If you knew how desperately I’ve been grappling with this lately, you’d probably call me up and make plans to sit me down for coffee and promptly smack some sense into me. You’d probably say, but Brianna, you tell everybody else to do these things, and for some reason, you can’t yourself. You’re a hypocrite. To that, I would say: yup.
A friend of mine put it to me this way: in every other aspect of my life, I can live out my truth pretty well. When it comes to my love life, I more or less cower like a dog with it’s tail between it’s legs. I don’t know why I can’t just live out what I know is true. My favorite author, Cheryl Strayed, claims that to be how you’re most honest with yourself.
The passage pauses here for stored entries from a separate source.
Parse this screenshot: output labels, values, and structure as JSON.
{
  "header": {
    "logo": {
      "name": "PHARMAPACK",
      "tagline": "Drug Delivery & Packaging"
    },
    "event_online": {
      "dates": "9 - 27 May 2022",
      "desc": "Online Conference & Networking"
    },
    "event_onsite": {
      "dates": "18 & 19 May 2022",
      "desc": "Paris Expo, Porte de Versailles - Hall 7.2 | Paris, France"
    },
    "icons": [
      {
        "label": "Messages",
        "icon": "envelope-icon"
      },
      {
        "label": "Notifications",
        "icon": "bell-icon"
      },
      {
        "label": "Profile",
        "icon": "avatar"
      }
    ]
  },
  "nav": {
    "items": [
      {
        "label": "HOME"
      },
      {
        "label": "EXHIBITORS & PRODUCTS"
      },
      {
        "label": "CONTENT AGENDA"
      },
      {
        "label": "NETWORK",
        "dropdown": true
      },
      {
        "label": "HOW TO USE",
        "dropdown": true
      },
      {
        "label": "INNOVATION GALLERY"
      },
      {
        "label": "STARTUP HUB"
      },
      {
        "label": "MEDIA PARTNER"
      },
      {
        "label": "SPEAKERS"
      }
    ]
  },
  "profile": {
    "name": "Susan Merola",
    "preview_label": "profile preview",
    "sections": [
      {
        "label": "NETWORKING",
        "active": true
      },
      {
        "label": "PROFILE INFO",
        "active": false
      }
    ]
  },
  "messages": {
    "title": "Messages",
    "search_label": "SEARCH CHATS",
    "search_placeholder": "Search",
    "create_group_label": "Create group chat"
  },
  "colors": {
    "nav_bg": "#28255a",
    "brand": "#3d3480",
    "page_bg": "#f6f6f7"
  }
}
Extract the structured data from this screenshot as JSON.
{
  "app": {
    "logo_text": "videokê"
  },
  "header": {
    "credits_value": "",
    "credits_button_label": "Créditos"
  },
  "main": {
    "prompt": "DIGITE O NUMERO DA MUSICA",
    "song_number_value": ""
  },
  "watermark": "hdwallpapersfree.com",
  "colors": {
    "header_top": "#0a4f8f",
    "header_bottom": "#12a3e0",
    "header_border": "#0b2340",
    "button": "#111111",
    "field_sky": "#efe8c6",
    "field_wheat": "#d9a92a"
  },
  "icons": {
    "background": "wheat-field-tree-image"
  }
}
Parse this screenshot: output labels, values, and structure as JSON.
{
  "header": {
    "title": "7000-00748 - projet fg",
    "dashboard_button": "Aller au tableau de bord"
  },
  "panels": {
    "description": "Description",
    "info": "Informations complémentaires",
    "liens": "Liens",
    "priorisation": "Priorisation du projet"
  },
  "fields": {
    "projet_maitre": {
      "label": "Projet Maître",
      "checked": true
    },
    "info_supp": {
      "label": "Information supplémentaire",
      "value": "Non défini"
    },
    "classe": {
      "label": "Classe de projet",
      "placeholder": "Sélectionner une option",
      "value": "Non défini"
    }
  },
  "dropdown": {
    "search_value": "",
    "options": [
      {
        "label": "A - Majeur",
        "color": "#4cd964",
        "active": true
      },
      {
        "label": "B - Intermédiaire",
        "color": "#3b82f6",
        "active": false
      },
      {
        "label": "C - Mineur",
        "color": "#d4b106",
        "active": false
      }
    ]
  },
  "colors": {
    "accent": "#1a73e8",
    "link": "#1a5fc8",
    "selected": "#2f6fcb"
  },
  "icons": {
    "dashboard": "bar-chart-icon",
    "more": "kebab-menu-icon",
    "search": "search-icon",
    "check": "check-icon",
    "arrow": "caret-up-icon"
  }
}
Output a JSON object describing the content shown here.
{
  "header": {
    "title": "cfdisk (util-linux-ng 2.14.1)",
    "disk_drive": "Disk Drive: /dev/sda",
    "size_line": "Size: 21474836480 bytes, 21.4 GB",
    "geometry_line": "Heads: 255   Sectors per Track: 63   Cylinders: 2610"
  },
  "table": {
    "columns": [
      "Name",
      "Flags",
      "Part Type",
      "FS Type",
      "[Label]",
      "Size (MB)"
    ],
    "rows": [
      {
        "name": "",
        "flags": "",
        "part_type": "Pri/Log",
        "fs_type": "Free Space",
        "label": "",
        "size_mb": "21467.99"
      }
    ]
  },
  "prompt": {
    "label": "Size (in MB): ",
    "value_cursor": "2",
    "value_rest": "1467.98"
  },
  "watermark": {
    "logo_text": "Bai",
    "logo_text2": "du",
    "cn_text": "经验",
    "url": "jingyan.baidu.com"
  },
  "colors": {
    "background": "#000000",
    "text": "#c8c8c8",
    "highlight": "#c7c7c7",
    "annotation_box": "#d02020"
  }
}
I couldn’t agree more. I know what I have to do, and I know what the right thing is to do, but dear God I am so afraid to take the leap. Living out your truth means utter vulnerability. You are acting on what is most deeply embedded inside of you. To have people not accept these things, or to be rejected for these things, it’s just devastating.
But you know what else is devastating? Living a life you don’t really want to because you never had the guts to live your truth. What I mean by “your truth” is what you know to be what you most want to do. The person (or people!) you most want to love. The things that cut you open and ignite your nerves and can send you over the edge but you keep going back because you know, despite everything, that this is what’s meant for you.
If nothing else, the reason to do it is this: the truth inside you will win out eventually. Or it will drive you mad. Your truth isn’t a passing thought or feeling that will just dissipate one day. You won’t get over what’s really meant for you. You will only ever become more and more aware that you’re denying yourself the greatest joy in fear of the possibly greatest disappointment. I can’t believe I’m throwing this quote in here, but I can’t think of anything that sums it up better: “the brave may not live forever, but the cautious don’t live at all.”